Tout ce que l'homme interne produit et présente à la vue et au sens dans l'homme externe, est appelé signe si la charité est dans l'interne, elle produit ce résultat que l'homme réfléchit sur les maux, et en actualité il les connaît et les sait, et ainsi du reste ; si ce résultat n'est pas produit, son externe n'est point un signe de la charité, mais il y a charité externe sans charité interne ; ce n'est point là la charité.

  Par signe il est entendu un indice et une attestation qu'une chose est, parce que donner signe et signifier est la même chose qu'indiquer et attester.
  Il n'y a point d'interne sans un signe, qui en est l'indice. Si la charité est dans l'homme interne ou dans l'esprit, et qu'elle ne combatte pas contre l'homme externe et contre sa chair, la charité périt. C'est comme une source d'eau pure, s'il ne lui est pas donné d'issue elle est stagnante, et alors ou sa veine cesse, ou l'eau se corrompt par la stagnation.

Présenter sur ces choses plusieurs passages tirés de la Parole.

  Quand la charité est dans l'homme interne et le constitue, toutes les choses du culte qui sont faites dans les externes sont les signes de la charité.

  Le culte dans l'homme externe, procédant de la charité qui est dans l'homme interne, apparaît devant les Anges comme un porte-drapeau avec le drapeau à la main ; et le culte dans l'homme externe, ne procédant pas de la charité dans l'homme interne, apparaît devant les Anges comme un histrion avec un tison à la main.

IX

LES BIENFAITS DE LA CHARITÉ SONT TOUS LES BIENS QUE
L'HOMME QUI EST LA CHARITÉ, FAIT EN DEHORS DE SON
DEVOIR D'APRÈS LA LIBERTÉ.


  1° Personne n'est sauvé par ces bienfaits, mais on est sauvé par la charité d'après laquelle on les fait, et qui est ainsi dans ces bienfaits.
  Ces bienfaits sont hors de l'homme, et chacun est sauvé selon la qualité du bien ou de la charité en lui. Après la mort, la plupart de ceux qui viennent de l'Église, et qui dans le monde ont pensé à leur salut, voyant alors qu'ils sont vivants, et entendant dire qu'il y a un ciel et un enfer, font valoir qu'ils ont fait du bien, qu'ils ont donné aux pauvres, qu'ils ont secouru les indigents, qu'ils ont recueilli quelques aumônes pour des usages pieux ; mais il leur est dit : " D'après quelle origine avez-vous fait ces choses ? Avez-vous fui les maux comme péchés ? Avez-vous porté votre pensée sur eux ? " Quelques-uns répondent qu'ils ont eu la foi. Mais il leur est dit : " Si vous n'avez pas pensé aux maux comme péchés chez vous, comment avez-vous pu avoir la foi ! La foi et le mal ne se conjoignent point. " Aussi recherchent-on quelle a été la vie de chacun d'eux dans sa fonction, s'ils ont fait le bien et les principaux biens de l'usage de leur fonction pour la réputation et le profit, ainsi pour eux-mêmes, ou s'ils les ont faits pour le prochain ? ils disent qu'ils n'ont point fait cette distinction. Il leur est répondu : «Si vous avez tourné vos regards vers Dieu et si vous avez fui les maux comme péchés, ces deux choses se distinguent d'elles-mêmes, parce que le Seigneur les distingue, et en tant que vous n'avez pas agi ainsi, c'est d'après le mal, et non d'après le bien, que vous avez agi. » L'affection même de chacun est communiquée dans le monde spirituel, et est montrée telle qu'elle est ; et tel chacun est soi-même quant à l'affection, telles sont toutes les choses qui procèdent de lui ; ainsi il est conduit vers la société où est son affection.

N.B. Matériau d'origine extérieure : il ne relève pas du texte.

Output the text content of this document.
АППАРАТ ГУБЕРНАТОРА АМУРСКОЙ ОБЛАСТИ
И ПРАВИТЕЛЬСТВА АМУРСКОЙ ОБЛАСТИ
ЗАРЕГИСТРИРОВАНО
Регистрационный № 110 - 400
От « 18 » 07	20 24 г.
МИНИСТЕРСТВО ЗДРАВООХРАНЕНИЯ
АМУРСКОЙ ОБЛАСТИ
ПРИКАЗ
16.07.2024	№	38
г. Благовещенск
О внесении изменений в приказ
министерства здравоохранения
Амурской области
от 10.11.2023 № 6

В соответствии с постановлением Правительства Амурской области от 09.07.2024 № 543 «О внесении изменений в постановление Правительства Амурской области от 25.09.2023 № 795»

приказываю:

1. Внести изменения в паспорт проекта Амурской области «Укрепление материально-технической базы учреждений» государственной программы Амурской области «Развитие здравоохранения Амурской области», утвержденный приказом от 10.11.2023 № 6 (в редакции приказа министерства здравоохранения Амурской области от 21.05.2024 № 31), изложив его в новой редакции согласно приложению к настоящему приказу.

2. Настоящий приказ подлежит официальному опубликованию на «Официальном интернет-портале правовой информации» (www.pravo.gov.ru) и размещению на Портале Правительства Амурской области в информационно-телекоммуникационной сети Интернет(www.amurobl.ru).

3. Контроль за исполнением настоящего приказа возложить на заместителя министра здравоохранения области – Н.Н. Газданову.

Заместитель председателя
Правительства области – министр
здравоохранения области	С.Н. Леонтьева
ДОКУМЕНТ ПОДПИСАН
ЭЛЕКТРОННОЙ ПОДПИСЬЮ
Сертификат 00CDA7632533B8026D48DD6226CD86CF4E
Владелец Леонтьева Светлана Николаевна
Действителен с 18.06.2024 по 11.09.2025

  Ceux qui placent seulement la charité dans ces bonnes actions ou dans ces bienfaits, s'ils il n'ont point en eux la charité, se conjoignent intérieurement avec les esprits infernaux, et extérieurement avec les esprits célestes; mais l'extérieur est enlevé à chacun, et l'on est abandonné à son intérieur.

X

LES DETTES DE LA CHARITÉ SONT TOUTES LES CHOSES QU'IL FAUT QUE
L'HOMME FASSE OUTRE CELLES QUI ONT ÉTÉ CI-DESSUS RAPPORTÉES.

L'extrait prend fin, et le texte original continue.